Le 1er alinéa de notre article l'exprime formellement, Si la vente des meubles et la distribution du prix qui en provient a lieu d'abord, ce qui sera le plus fréquent. la collocation subsidiaire sur les immeubles des priviléges généraux ne fera pas de difficulté.
293. Le 2e alinéa prévoit qu'en fait, et pour des causes qui n'ont pas à nous arrêter, il y a eu lieu d'abord à la distribution du prix d'un ou plusieurs immeubles. Comme on ne sait pas ce que produira la vente du mobilier et quel sera le reliquat dû aux créanciers privilégiés sur tous les meubles, on doit nécessairement admettre ceux-ci à produire leurs titres et à se faire colloquer sur le prix des immeubles vendus, pour le montant intégral de leur créance. Mais cette collocation est " conditionnelle" ou provisoire: elle a seulement pour but de préserver les créanciers d'une perte, au cas où les prévisions sur la vente du mobilier ne seraient pas atteintes et aussi de ne pas retarder la collocation des autres créanciers ayant privilége ou hypothèque sur les immeubles.
Aussi les créanciers qui nous occupent ne touchentils pas le montant de leur collocation, puisqu'il peut arriver qu'ils n'aient besoin de rien toucher sur le prix des immeubles; c'est seulement après la vente du mobilier, que, si quelque chose leur reste dû, ils le recevront sur cette collocation immobilière, laquelle, en attendant, est consignée.

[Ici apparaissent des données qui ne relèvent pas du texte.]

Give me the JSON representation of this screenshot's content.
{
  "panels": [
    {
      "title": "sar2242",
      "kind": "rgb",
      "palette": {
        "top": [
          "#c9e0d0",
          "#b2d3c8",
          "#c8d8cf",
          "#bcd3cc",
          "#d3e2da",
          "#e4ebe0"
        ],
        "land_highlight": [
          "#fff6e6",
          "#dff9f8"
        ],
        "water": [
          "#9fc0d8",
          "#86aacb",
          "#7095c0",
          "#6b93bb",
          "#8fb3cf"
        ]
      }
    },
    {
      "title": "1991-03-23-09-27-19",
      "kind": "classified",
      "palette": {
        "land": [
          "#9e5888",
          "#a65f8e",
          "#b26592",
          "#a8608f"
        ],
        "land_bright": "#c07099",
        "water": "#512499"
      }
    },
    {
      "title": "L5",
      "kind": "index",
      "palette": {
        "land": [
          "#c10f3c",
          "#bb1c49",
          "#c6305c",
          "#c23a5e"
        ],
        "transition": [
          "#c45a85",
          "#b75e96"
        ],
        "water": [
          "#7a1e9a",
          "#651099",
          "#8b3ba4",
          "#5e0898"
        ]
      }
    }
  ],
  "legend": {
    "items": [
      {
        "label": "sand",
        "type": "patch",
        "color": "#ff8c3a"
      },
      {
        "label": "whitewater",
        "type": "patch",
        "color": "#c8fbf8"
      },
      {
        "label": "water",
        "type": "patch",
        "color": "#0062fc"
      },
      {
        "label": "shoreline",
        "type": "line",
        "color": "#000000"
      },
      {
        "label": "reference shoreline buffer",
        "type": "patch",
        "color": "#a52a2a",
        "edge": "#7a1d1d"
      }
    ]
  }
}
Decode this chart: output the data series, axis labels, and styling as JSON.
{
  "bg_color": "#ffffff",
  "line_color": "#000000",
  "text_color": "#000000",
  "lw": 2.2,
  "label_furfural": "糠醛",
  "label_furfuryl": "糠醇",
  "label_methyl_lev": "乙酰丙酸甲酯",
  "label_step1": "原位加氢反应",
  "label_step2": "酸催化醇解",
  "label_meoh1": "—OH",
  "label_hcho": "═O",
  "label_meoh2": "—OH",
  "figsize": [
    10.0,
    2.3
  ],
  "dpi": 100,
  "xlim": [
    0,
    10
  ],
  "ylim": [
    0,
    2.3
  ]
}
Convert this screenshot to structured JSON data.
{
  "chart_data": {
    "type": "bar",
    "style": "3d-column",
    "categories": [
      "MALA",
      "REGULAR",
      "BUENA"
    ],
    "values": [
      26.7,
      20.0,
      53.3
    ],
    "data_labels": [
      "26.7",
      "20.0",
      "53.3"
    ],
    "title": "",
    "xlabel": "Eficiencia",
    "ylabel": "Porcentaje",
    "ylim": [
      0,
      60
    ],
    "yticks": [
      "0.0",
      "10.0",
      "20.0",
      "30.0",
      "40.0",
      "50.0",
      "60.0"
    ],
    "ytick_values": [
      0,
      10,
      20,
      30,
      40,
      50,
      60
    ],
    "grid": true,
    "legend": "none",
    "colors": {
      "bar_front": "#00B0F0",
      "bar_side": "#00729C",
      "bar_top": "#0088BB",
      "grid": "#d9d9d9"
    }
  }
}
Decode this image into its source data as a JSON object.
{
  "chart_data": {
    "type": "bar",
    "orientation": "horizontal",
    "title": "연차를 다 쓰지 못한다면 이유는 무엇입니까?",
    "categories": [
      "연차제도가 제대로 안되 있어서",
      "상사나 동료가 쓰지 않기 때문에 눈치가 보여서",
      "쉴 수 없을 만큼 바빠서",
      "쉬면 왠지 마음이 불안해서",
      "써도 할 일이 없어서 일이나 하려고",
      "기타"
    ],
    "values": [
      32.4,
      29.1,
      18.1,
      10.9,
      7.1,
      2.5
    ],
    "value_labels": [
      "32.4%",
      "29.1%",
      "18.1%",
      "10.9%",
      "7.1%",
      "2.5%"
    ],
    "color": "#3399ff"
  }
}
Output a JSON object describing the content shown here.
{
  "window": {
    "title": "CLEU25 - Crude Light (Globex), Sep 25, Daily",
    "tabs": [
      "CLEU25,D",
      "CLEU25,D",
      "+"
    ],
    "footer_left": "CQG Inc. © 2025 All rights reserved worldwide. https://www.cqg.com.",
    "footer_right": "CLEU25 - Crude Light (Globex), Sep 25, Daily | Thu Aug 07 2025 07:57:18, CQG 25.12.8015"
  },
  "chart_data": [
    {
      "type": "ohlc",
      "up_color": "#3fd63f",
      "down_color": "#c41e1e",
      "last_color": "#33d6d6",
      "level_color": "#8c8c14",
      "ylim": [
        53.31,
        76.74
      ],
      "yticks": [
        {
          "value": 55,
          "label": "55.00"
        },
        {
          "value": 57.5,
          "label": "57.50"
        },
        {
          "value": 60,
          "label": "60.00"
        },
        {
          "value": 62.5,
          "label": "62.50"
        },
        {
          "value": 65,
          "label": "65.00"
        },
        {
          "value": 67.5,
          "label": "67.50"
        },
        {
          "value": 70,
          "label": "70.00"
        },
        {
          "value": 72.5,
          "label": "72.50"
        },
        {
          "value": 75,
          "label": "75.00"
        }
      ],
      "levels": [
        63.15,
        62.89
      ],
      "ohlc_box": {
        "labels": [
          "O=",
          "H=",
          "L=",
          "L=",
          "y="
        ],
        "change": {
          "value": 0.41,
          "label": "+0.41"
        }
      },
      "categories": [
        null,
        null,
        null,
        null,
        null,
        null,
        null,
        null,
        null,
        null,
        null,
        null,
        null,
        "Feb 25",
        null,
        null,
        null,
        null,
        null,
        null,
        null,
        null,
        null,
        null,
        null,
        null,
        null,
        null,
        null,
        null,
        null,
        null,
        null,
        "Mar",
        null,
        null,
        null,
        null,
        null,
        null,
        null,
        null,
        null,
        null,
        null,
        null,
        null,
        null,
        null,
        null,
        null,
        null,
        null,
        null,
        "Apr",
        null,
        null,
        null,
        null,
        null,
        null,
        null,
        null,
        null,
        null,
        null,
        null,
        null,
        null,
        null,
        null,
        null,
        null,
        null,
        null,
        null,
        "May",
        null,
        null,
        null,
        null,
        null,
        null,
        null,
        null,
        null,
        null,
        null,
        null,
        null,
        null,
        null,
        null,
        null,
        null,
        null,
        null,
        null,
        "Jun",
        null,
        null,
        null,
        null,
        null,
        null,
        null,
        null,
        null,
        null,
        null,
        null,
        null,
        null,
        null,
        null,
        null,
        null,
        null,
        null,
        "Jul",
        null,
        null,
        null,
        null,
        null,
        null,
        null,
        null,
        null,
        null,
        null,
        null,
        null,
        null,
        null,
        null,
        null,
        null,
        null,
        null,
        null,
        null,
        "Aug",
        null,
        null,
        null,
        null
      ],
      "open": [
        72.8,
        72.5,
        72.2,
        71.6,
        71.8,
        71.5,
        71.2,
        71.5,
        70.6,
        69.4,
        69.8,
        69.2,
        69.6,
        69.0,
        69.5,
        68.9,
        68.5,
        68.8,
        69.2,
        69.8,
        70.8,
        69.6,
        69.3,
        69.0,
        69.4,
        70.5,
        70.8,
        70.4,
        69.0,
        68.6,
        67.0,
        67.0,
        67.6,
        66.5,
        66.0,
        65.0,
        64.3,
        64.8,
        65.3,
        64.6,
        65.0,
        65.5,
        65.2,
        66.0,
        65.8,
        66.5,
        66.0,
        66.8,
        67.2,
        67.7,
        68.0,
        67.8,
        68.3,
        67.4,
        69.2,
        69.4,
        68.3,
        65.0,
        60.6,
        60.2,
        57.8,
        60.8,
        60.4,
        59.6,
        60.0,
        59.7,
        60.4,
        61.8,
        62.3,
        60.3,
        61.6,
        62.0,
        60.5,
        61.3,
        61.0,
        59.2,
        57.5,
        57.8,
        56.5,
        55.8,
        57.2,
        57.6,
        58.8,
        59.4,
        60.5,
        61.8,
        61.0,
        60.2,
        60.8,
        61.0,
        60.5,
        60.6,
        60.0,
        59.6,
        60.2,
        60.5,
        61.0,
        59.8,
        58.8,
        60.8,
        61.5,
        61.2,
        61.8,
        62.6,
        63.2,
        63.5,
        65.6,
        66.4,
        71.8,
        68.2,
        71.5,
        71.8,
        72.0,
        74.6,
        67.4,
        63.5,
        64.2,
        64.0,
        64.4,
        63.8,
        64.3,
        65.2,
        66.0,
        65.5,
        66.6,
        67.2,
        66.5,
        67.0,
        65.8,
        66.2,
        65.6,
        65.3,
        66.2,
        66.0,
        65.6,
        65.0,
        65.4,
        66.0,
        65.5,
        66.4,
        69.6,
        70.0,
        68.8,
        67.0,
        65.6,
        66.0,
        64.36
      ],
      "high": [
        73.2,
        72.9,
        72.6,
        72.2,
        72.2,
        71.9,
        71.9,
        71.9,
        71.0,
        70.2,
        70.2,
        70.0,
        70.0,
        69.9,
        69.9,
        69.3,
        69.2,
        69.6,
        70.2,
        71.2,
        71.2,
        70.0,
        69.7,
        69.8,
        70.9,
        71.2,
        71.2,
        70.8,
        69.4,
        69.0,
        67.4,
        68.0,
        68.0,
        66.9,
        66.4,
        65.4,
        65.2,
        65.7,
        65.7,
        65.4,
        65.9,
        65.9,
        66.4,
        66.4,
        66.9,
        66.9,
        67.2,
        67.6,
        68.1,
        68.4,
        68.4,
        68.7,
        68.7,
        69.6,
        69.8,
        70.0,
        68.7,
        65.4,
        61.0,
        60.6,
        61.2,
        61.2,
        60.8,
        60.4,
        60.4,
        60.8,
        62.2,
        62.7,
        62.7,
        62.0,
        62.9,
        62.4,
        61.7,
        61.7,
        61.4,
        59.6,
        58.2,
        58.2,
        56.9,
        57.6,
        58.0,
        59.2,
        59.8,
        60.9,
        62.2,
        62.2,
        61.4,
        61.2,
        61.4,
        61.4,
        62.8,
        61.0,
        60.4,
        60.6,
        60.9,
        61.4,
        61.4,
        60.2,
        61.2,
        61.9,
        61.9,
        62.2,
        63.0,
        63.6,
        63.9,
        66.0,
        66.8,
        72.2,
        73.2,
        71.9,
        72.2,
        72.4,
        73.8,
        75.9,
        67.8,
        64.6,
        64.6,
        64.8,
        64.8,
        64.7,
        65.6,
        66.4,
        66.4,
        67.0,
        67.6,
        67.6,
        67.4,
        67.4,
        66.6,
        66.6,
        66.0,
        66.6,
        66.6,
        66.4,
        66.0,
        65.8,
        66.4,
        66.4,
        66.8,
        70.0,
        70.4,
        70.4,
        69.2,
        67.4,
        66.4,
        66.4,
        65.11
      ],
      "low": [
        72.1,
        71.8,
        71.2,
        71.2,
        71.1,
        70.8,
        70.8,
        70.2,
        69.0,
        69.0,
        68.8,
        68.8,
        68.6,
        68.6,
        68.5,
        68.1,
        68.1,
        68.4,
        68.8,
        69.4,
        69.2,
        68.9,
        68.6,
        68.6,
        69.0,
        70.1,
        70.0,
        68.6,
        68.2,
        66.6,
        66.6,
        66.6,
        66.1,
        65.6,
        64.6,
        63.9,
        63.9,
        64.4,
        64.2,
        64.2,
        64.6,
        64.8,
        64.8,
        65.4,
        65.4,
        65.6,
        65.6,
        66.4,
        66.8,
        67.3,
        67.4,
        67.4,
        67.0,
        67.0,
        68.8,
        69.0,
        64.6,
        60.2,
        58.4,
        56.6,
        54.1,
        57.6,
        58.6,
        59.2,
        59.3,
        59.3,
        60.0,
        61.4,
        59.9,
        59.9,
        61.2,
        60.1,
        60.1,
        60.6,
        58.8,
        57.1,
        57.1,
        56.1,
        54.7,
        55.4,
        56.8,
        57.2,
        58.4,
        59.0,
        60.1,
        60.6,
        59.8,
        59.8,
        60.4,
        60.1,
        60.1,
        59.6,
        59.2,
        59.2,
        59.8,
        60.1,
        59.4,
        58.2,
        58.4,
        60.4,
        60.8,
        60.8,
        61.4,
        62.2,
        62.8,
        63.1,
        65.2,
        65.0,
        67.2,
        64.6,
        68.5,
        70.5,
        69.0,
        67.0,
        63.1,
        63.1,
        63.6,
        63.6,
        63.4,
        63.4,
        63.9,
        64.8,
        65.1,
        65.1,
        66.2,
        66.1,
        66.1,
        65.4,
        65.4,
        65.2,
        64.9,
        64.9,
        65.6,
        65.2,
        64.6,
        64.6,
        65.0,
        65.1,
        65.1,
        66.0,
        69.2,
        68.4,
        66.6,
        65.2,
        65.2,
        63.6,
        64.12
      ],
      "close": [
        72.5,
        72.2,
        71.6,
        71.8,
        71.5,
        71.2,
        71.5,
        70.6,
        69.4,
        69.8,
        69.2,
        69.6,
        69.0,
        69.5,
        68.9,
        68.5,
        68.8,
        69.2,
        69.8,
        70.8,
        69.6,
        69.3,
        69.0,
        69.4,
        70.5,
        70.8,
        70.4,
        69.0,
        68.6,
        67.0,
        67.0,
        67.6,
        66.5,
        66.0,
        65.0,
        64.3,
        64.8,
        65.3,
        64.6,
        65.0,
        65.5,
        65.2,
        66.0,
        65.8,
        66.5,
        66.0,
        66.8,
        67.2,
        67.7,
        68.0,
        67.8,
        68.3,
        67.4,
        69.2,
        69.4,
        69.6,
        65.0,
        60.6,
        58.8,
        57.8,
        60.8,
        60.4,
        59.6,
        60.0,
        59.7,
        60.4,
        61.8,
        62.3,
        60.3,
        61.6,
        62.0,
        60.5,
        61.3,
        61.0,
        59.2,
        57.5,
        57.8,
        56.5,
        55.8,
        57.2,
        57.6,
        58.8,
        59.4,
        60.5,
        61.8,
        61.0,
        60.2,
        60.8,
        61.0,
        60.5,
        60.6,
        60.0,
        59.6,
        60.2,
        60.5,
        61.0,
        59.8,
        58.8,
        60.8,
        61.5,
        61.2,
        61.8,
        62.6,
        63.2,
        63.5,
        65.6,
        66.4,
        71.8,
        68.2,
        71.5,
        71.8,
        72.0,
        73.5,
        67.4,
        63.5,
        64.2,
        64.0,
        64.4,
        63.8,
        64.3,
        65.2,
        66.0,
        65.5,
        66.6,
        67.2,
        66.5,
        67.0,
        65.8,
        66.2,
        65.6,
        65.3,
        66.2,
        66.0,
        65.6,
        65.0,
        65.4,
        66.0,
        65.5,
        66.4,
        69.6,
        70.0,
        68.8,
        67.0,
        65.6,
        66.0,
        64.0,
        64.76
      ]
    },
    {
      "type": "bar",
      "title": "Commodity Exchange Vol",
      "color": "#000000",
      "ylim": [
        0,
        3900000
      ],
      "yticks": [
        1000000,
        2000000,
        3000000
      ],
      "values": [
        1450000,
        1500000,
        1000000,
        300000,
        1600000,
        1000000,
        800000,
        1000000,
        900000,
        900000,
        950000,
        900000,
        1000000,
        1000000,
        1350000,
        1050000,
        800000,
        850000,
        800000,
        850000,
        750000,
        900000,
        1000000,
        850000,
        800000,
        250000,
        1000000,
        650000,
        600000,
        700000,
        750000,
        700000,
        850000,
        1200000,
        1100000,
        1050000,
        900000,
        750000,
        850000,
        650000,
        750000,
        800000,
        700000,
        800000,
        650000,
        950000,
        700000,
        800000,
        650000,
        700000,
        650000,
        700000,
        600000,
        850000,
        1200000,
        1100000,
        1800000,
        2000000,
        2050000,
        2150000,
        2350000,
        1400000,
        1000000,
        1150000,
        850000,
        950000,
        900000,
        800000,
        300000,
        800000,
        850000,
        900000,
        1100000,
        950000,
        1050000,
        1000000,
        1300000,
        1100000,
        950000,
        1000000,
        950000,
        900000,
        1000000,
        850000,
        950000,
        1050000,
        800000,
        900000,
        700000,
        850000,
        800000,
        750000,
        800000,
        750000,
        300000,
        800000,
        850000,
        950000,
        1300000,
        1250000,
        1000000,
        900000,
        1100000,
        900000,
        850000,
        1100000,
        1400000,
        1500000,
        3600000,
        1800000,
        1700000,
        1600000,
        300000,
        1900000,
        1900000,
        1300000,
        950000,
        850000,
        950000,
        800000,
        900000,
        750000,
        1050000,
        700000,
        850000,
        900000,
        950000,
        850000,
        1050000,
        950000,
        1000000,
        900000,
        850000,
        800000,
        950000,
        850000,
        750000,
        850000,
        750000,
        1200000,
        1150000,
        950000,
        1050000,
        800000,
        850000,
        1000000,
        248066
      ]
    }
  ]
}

La loi devait prévoir le cas où les créanciers qui nous intéressent auraient négligé de se présenter en temps utile à la distribution du prix des meubles; dans ce cas, ils seraient déchus non de tout droit sur le prix des immeubles, mais des sommes qu'ils auraient pu toucher sur le prix des meubles; or, ces sommes sont faciles à connaître quand les meubles sont vendus, puisque ces créanciers eussent été les premiers à toucher.